-FRANCOIS LENOIR
BRUXELLES, le 16 mars (EUROPA PRESS) –
La haute représentante de l'Union européenne pour la politique étrangère, Kaja Kallas, a proposé lundi la création d'une mission européenne, voire organisée par les Nations unies, pour maintenir ouvert le détroit d'Ormuz, actuellement bloqué par l'Iran en réponse aux attaques des États-Unis et d'Israël.
C'est ce qu'il a déclaré dans des déclarations aux médias devant le Conseil des Affaires étrangères (CAE) qui réunit les ministres des Affaires étrangères des 27 à Bruxelles, dans lesquelles il a précisé qu'il discuterait avec les chefs diplomatiques des initiatives qui pourraient être lancées pour garantir le transit sur la principale route de transport de pétrole et de gaz du monde.
« La fermeture du détroit d'Ormuz profite à la Russie pour financer cette guerre. Nous devons donc absolument faire davantage à ce sujet. Et là, la principale question sera de savoir comment maintenir le détroit d'Ormuz ouvert », a déclaré la haute représentante.
Kallas a expliqué qu'au cours du week-end, il s'est entretenu avec le secrétaire général de l'ONU, António Guterres, et qu'ils ont discuté de la manière dont il serait possible d'avoir une initiative similaire à celle qu'il a mise en place avec l'Initiative sur les céréales de la mer Noire, un accord entre l'Ukraine, la Russie, la Turquie et les Nations Unies après l'invasion russe de Kiev pour permettre l'exportation de blé et d'engrais pendant la guerre.

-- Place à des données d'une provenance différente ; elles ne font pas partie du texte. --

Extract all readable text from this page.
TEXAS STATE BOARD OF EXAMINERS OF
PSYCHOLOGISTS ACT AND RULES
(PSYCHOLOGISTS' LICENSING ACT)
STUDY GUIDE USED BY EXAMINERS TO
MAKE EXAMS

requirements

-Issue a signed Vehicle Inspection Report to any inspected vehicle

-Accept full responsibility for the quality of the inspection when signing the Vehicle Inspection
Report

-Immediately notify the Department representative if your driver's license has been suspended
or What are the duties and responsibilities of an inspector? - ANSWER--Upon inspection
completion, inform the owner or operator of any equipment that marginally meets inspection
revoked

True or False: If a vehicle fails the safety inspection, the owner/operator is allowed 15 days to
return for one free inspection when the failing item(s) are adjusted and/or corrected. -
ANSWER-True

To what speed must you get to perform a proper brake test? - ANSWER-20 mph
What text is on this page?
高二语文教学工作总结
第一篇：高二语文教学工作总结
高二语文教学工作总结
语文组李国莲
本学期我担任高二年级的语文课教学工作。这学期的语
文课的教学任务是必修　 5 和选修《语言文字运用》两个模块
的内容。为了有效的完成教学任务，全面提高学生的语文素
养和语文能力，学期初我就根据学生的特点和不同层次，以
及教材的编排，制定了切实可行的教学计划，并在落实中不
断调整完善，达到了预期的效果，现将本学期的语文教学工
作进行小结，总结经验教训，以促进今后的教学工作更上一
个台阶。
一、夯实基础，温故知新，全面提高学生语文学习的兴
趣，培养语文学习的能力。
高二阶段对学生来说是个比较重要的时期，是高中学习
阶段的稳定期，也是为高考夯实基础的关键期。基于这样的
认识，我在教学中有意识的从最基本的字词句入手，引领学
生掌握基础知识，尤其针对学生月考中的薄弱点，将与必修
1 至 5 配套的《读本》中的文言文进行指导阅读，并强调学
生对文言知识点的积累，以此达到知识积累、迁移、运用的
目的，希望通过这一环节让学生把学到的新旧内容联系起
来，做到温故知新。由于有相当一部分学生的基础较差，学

« La fermeture du détroit d'Ormuz est vraiment dangereuse pour l'approvisionnement en pétrole et en énergie de l'Asie. 85 % du pétrole et du gaz qui transitent par le détroit d'Ormuz sont destinés aux pays asiatiques, mais cela pose également un problème pour les engrais. Nous avons donc discuté avec António Guterres de la manière d'y parvenir », a-t-il expliqué.
De même, il a rappelé que l'UE a d'autres missions en cours dans la région, comme l'opération navale « Aspides », une intervention militaire de l'UE visant à empêcher les attaques des Houthis contre le transport maritime en mer Rouge et qui, comme l'a proposé Kallas, pourrait être modifiée pour permettre son utilisation dans le contexte de guerre actuel au Moyen-Orient.
« Nous discuterons avec les États membres s'il est possible de modifier le mandat de cette mission et s'ils sont prêts à utiliser effectivement cette mission. Si nous voulons avoir la sécurité dans cette région, le plus simple serait d'utiliser l'opération que nous avons déjà dans la zone et peut-être de la modifier un peu », a-t-il ajouté.
Cependant, et après avoir reconnu qu'il ne serait pas « facile » d'y parvenir, il a une nouvelle fois préconisé que les ministres des Affaires étrangères des Vingt-Sept trouvent « le moyen le plus rapide de garantir » l'ouverture du détroit d'Ormuz.